Бабушка и няня были первыми воспитательницами Василия Вильямса. От них он воспринял своеобразие и богатство русского языка, услышал впервые русские народные сказки и песни, узнал многое о русской природе, тяжелой жизни и трудам русского крестьянина.

С самого раннего детства мальчик начал изучать языки — английский, немецкий, французский и итальянский. В доме была хорошая библиотека, и Вильямc поражал окружающих, декламируя наизусть пушкинские поэмы. Кроме художественной литературы, в домашней библиотеке было много книг естественнонаучного содержания. Эти книги рано привлекли внимание мальчика. Но он не ограничивался их чтением, а подкреплял полученные им знания знакомством с природой и с производством.

Он ходил вместе с отцом на механический завод, где Роберт Васильевич работал в последние годы своей жизни, и с интересом наблюдал за трудом мастеровых, занятых на ремонте паровозов. У него установились дружеские отношения со многими рабочими. Они научили его умению обращаться с инструментами и привили мальчику любовь к мастерству, к чистой, красивой и аккуратной работе, что отличало Вильямса на протяжении всей его жизни. Талантливые русские мастера с их умением работать, с их метким и образным языком быстро привлекли к себе мальчика и оказали большое влияние на формирование его характера.

Этому способствовало и отношение отца к рабочим. Роберт Васильевич, на протяжении двух десятков лет близко соприкасавшийся с целой армией рабочих — сначала крепостных, а затем и «вольных», внушал сыну, что эти люди заслуживают самого высокого уважения. Он говорил: «Из каждых десяти русских рабочих и крестьян один по уму — министр, а девять — золотые руки». Эти слова глубоко запали в память Василия Вильямса, и он вспоминал их на протяжении всей своей жизни.

Смерть отца внесла резкие изменения в жизнь семьи.

Елене Федоровне пришлось срочно продать дом, чтобы рассчитаться с многочисленными долгами. Она переехала вместе со всеми детьми на Смоленский бульвар, сняв там квартиру на втором этаже небольшого двухэтажного домика (он и сейчас еще стоит на углу Смоленской площади и Ружейного переулка).

Средства, оставшиеся от продажи имущества, быстро таяли, но Елена Федоровна решила во что бы то ни стало продолжать образование детей. Сами дети быстро начали оказывать ей в этом помощь. Старшая дочь Софья, учившаяся в Московской консерватории у выдающегося русского музыканта Николая Григорьевича Рубинштейна, стала давать уроки музыки. Она была хорошей пианисткой, но перешла на педагогическое отделение консерватории, чтобы иметь возможность скорее помогать родным. Первое время ее заработки были почти единственным средством существования семьи. Вскоре поддержку семье стал оказывать и Василий. Однако до этого он сам еще некоторое время должен был находиться на иждивении старшей сестры.

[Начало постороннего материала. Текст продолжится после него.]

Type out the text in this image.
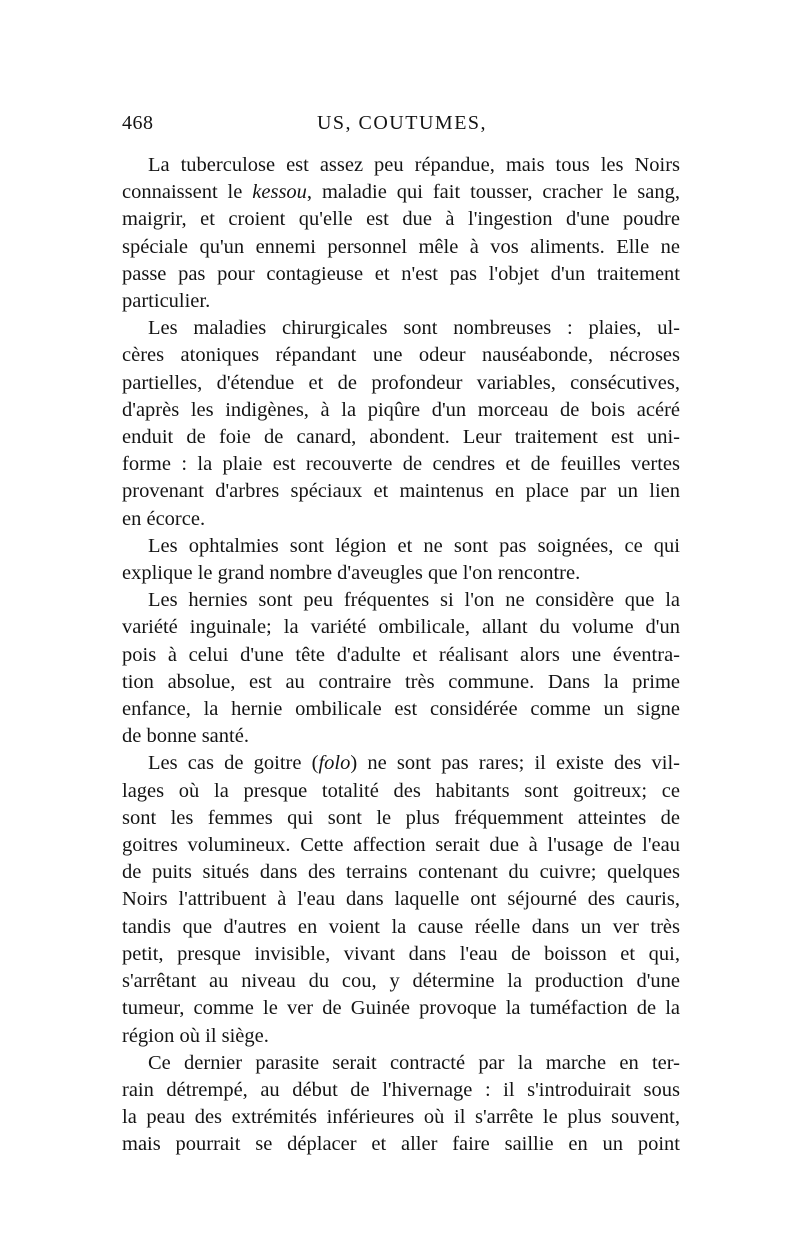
468	US, COUTUMES,

La tuberculose est assez peu répandue, mais tous les Noirs
connaissent le kessou, maladie qui fait tousser, cracher le sang,
maigrir, et croient qu'elle est due à l'ingestion d'une poudre
spéciale qu'un ennemi personnel mêle à vos aliments. Elle ne
passe pas pour contagieuse et n'est pas l'objet d'un traitement
particulier.

Les maladies chirurgicales sont nombreuses : plaies, ul-
cères atoniques répandant une odeur nauséabonde, nécroses
partielles, d'étendue et de profondeur variables, consécutives,
d'après les indigènes, à la piqûre d'un morceau de bois acéré
enduit de foie de canard, abondent. Leur traitement est uni-
forme : la plaie est recouverte de cendres et de feuilles vertes
provenant d'arbres spéciaux et maintenus en place par un lien
en écorce.

Les ophtalmies sont légion et ne sont pas soignées, ce qui
explique le grand nombre d'aveugles que l'on rencontre.

Les hernies sont peu fréquentes si l'on ne considère que la
variété inguinale; la variété ombilicale, allant du volume d'un
pois à celui d'une tête d'adulte et réalisant alors une éventra-
tion absolue, est au contraire très commune. Dans la prime
enfance, la hernie ombilicale est considérée comme un signe
de bonne santé.

Les cas de goitre (folo) ne sont pas rares; il existe des vil-
lages où la presque totalité des habitants sont goitreux; ce
sont les femmes qui sont le plus fréquemment atteintes de
goitres volumineux. Cette affection serait due à l'usage de l'eau
de puits situés dans des terrains contenant du cuivre; quelques
Noirs l'attribuent à l'eau dans laquelle ont séjourné des cauris,
tandis que d'autres en voient la cause réelle dans un ver très
petit, presque invisible, vivant dans l'eau de boisson et qui,
s'arrêtant au niveau du cou, y détermine la production d'une
tumeur, comme le ver de Guinée provoque la tuméfaction de la
région où il siège.

Ce dernier parasite serait contracté par la marche en ter-
rain détrempé, au début de l'hivernage : il s'introduirait sous
la peau des extrémités inférieures où il s'arrête le plus souvent,
mais pourrait se déplacer et aller faire saillie en un point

Вильямс долгое время учился дома. Из-за отсутствия средств поступить либо в гимназию, либо в реальное училище первое время было невозможно — плата за обучение составляла 250 рублей в год.

Елена Федоровна решила, что сын дома подготовится прямо для поступления в четвертый класс. Большую помощь в этой подготовке ему оказал гимназист-старшеклассник Болеслав Корнелиевич Млодзеевский. Это был талантливый юноша, впоследствии видный русский математик, профессор Московского университета и общественный деятель в области народного просвещения. Он был известен своими демократическими взглядами и в 1911 году в знак протеста против реакционной политики царского министра просвещения Кассо вместе с другими прогрессивными учеными покинул университет и перенес свою педагогическую деятельность в Народный университет имени А. Л. Шанявского. В Московский университет Млодзеевский вернулся лишь после Октябрьской революции.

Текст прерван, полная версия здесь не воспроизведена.